Watch it at: https://www.youtube.com/watch?v=nEV_IgorLaY&ab_channel=IrishUniversitiesAssociation(opens in new window)

CIPHER has set a new standard for hip hop studies through theory and methods -- and with its focus on community engagement, arts practice research, networking, conferencing, media engagement, its public-facing website (https://globalcipher.org/(opens in new window)) and publications--including its field-leading Diamond OA journal, Global Hip Hop Studies (https://intellectdiscover.com/content/journals/ghhs(opens in new window)).

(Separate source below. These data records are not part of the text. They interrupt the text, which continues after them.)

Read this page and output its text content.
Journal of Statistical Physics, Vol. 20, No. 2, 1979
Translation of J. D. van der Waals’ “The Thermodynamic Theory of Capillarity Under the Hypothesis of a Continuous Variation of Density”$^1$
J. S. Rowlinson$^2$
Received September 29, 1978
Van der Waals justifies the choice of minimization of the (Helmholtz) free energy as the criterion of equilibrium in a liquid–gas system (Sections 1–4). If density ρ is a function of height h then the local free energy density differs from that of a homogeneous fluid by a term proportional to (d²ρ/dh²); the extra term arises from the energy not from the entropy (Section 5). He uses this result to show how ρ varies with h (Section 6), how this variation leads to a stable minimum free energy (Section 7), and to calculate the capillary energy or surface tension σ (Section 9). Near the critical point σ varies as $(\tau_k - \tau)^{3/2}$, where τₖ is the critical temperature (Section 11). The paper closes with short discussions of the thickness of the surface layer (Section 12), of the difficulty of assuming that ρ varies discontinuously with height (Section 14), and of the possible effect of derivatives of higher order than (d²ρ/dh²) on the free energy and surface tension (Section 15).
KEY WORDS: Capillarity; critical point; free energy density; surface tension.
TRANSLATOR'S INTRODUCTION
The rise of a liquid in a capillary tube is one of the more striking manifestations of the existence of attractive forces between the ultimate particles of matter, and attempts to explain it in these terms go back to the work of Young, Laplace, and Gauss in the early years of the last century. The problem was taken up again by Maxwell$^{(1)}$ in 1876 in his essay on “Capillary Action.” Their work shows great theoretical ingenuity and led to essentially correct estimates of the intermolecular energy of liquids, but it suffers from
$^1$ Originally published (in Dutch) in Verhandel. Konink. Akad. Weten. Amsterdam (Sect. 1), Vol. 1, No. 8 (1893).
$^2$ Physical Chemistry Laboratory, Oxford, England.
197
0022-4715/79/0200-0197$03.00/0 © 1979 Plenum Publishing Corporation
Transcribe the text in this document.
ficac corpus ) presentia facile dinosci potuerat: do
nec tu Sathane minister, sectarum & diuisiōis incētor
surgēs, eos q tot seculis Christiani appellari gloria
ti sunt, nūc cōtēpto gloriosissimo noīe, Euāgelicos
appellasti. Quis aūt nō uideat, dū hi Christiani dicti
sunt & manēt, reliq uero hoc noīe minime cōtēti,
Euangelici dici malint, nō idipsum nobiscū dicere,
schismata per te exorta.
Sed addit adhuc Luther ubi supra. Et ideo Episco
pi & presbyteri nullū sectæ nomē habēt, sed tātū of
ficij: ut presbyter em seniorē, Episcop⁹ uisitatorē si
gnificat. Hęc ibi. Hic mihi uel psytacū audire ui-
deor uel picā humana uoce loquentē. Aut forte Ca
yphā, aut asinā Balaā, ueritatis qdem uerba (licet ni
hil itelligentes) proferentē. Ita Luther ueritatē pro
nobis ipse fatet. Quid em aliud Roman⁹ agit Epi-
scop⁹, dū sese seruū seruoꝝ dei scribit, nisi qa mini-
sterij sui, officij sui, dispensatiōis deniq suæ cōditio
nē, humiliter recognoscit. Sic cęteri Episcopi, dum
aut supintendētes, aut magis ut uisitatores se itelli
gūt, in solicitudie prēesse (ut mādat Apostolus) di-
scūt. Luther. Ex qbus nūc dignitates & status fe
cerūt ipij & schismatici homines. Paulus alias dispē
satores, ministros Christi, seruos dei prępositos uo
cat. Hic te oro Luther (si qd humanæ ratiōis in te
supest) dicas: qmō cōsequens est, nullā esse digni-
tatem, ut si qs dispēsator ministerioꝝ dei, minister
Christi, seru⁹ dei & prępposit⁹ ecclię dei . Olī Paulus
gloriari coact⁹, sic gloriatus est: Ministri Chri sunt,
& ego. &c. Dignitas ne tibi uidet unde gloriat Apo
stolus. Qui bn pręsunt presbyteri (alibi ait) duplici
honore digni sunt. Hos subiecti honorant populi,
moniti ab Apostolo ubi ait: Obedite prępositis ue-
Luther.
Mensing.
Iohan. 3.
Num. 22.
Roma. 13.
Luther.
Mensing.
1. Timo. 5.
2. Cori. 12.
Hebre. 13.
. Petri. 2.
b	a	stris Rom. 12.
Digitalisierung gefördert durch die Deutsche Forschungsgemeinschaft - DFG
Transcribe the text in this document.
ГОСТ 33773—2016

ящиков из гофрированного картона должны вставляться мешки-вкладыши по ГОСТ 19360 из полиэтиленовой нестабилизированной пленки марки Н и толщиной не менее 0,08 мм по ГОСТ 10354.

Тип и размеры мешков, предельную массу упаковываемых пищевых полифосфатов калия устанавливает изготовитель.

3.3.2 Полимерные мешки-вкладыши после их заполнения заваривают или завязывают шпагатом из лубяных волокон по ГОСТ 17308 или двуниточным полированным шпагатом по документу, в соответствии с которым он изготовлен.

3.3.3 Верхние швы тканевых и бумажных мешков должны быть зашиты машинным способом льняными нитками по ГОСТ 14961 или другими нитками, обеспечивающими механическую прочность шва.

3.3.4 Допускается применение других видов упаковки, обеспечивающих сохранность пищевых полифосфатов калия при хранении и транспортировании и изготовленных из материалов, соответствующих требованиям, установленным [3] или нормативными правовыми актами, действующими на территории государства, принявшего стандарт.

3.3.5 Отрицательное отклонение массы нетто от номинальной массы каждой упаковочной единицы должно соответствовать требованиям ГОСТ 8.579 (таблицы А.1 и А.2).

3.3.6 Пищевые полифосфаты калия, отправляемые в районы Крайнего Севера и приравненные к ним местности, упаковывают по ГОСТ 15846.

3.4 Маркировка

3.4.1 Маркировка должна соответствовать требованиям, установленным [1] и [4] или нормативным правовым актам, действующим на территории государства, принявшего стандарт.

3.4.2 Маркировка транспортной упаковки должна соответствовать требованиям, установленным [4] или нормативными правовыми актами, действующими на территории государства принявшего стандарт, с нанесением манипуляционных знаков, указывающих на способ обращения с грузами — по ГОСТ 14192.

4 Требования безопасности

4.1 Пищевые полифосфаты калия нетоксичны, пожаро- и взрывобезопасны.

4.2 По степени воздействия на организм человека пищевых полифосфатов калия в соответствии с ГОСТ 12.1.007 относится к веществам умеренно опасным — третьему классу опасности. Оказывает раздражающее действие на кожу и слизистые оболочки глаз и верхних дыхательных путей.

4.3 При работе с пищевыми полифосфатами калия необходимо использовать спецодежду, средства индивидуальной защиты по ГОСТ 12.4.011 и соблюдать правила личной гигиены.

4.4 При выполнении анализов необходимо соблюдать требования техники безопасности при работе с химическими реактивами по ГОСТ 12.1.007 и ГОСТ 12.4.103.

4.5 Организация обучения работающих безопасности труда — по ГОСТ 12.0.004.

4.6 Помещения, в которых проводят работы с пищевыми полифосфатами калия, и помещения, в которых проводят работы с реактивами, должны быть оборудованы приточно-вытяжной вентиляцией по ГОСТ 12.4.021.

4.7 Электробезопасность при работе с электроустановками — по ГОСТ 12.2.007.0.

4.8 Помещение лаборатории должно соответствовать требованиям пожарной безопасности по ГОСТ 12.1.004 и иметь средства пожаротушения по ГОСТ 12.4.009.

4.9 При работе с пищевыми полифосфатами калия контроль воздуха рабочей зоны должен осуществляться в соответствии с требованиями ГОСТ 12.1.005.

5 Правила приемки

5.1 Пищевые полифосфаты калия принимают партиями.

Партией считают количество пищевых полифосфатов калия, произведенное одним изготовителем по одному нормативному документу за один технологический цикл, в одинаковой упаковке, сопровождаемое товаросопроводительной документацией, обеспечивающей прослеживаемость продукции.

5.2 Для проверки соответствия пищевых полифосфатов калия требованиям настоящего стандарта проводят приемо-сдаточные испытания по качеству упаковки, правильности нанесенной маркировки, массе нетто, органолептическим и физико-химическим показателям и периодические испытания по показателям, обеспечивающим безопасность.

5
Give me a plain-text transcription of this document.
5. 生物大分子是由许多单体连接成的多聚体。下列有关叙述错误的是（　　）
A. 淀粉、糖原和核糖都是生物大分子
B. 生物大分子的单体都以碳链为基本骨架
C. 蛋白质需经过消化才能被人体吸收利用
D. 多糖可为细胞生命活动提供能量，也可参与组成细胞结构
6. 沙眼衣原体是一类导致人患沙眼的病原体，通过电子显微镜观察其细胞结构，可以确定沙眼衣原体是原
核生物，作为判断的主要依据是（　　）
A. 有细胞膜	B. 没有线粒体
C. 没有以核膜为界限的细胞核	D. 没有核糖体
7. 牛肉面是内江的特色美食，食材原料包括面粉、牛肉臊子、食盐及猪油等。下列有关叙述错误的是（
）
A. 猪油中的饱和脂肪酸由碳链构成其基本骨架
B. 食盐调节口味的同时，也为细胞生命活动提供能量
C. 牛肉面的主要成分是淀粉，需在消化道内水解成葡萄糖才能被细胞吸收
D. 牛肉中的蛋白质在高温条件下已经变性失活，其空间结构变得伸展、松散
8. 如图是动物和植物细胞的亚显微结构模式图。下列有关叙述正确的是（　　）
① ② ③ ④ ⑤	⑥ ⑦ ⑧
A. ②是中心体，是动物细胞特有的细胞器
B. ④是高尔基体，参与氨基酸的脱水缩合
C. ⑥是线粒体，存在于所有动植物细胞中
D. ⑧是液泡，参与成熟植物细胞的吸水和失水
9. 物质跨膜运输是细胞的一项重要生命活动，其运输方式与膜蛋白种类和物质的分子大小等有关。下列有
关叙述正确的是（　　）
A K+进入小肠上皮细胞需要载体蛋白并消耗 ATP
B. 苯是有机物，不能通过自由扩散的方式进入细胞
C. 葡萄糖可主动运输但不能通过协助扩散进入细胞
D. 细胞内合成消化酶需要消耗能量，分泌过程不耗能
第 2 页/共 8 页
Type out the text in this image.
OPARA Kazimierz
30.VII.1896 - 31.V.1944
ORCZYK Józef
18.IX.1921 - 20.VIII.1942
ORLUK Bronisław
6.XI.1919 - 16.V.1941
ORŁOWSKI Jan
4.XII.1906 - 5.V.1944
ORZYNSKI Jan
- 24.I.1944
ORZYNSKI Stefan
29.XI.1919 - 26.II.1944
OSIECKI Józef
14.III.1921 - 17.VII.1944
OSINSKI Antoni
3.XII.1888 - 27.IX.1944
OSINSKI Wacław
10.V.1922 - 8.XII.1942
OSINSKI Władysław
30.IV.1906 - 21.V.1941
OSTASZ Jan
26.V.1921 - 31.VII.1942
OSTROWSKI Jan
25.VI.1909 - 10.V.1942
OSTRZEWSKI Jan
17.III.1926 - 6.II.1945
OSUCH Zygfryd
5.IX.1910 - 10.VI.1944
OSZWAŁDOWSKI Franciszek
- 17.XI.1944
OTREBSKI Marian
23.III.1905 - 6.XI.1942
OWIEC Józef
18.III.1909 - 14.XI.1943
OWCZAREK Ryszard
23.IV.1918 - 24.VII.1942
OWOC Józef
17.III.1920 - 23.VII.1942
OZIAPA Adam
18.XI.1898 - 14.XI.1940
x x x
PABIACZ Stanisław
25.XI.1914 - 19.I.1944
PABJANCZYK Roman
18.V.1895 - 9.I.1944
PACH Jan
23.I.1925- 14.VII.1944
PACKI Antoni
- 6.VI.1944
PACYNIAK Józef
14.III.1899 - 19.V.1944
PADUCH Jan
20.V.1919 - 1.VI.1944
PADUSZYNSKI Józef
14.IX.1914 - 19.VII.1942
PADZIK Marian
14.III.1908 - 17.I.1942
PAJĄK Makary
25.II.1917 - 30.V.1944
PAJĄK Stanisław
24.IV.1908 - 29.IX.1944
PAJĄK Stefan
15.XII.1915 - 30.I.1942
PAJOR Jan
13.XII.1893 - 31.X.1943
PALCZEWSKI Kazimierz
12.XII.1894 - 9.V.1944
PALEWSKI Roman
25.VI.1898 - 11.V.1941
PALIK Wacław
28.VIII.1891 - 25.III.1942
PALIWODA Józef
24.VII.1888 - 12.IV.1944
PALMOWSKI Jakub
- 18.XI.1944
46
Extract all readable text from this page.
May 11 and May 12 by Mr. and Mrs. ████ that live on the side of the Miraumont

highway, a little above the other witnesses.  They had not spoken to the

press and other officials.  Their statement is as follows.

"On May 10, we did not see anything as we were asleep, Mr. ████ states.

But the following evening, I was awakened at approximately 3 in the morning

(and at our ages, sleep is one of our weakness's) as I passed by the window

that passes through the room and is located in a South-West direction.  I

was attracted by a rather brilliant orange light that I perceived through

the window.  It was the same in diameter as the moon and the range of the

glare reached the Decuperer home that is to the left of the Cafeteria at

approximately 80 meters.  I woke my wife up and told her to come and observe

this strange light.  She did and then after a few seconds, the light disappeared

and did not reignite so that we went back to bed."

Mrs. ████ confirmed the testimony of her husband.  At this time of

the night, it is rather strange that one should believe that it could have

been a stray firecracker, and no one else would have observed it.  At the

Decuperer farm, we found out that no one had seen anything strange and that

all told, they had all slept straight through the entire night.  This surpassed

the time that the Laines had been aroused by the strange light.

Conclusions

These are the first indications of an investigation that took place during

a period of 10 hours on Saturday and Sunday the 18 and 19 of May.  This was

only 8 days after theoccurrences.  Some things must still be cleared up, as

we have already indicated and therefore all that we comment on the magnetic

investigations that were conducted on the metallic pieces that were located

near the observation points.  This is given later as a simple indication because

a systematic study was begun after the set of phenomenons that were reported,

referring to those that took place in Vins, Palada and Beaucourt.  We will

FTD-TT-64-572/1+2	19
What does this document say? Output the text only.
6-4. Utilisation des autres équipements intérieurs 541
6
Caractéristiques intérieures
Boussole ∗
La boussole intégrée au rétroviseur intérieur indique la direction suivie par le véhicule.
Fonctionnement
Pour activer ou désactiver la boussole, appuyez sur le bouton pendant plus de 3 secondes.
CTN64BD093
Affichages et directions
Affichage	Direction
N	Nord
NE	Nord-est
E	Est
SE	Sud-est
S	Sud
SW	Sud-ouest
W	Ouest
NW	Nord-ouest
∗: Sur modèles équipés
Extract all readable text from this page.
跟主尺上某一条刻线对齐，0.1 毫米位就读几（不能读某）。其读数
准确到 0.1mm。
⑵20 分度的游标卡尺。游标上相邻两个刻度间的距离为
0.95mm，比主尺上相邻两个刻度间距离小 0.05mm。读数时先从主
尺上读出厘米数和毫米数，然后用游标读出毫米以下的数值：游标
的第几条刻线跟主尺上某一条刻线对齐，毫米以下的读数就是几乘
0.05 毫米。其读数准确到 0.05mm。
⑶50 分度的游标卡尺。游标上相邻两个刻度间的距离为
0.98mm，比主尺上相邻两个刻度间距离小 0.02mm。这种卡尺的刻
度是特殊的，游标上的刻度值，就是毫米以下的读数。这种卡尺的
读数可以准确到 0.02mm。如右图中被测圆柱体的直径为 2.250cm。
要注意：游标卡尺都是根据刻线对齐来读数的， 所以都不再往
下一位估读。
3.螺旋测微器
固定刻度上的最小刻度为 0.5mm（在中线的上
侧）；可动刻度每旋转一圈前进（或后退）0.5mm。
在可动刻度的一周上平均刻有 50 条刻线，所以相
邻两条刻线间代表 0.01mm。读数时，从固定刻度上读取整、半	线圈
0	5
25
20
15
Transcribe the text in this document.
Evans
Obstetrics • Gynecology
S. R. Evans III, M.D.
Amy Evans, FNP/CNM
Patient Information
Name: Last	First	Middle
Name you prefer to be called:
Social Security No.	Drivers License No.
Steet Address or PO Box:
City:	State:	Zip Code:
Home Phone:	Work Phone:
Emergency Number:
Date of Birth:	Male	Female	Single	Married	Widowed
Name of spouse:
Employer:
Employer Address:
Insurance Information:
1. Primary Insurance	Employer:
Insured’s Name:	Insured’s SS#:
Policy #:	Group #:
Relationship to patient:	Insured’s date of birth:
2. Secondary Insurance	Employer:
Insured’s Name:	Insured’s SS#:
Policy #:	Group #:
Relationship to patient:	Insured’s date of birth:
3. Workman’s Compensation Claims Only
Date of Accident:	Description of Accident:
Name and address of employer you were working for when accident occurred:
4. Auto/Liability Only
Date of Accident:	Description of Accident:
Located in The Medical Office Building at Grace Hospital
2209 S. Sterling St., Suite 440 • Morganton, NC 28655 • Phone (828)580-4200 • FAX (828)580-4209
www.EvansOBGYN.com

Thus far, the infrastructural advances have been particularly noteworthy, including the world's first global hip hop studies journal and the bi-lingual European Hip Hop Studies Network conference. While the digital mapping side of the project is still in development, the methodological and theoretical gains of the "gems" concept that is so central to that computational design has proven particularly innovative--a point we make in our collaborative article (under review), "Networking Hip Hop Knowledges: The CIPHER Method." Finally, in our community-engaged partnerships with local NGOs, we have made unexpected advances in arts practice research--the result of bringing on a PhD student researcher who is also an established hip hop artist, Ophelia McCabe. Her work was integral in developing the media literacy via arts practice UBUNTU project with area youth. We intend to further develop this arts-practice approach for learning about and developing "gems of hip hop knowledge" as it has proven a sustainable and effective way of partnering with the NGOs and local stakeholders who are such important first points of contact with hip hop communities around the world.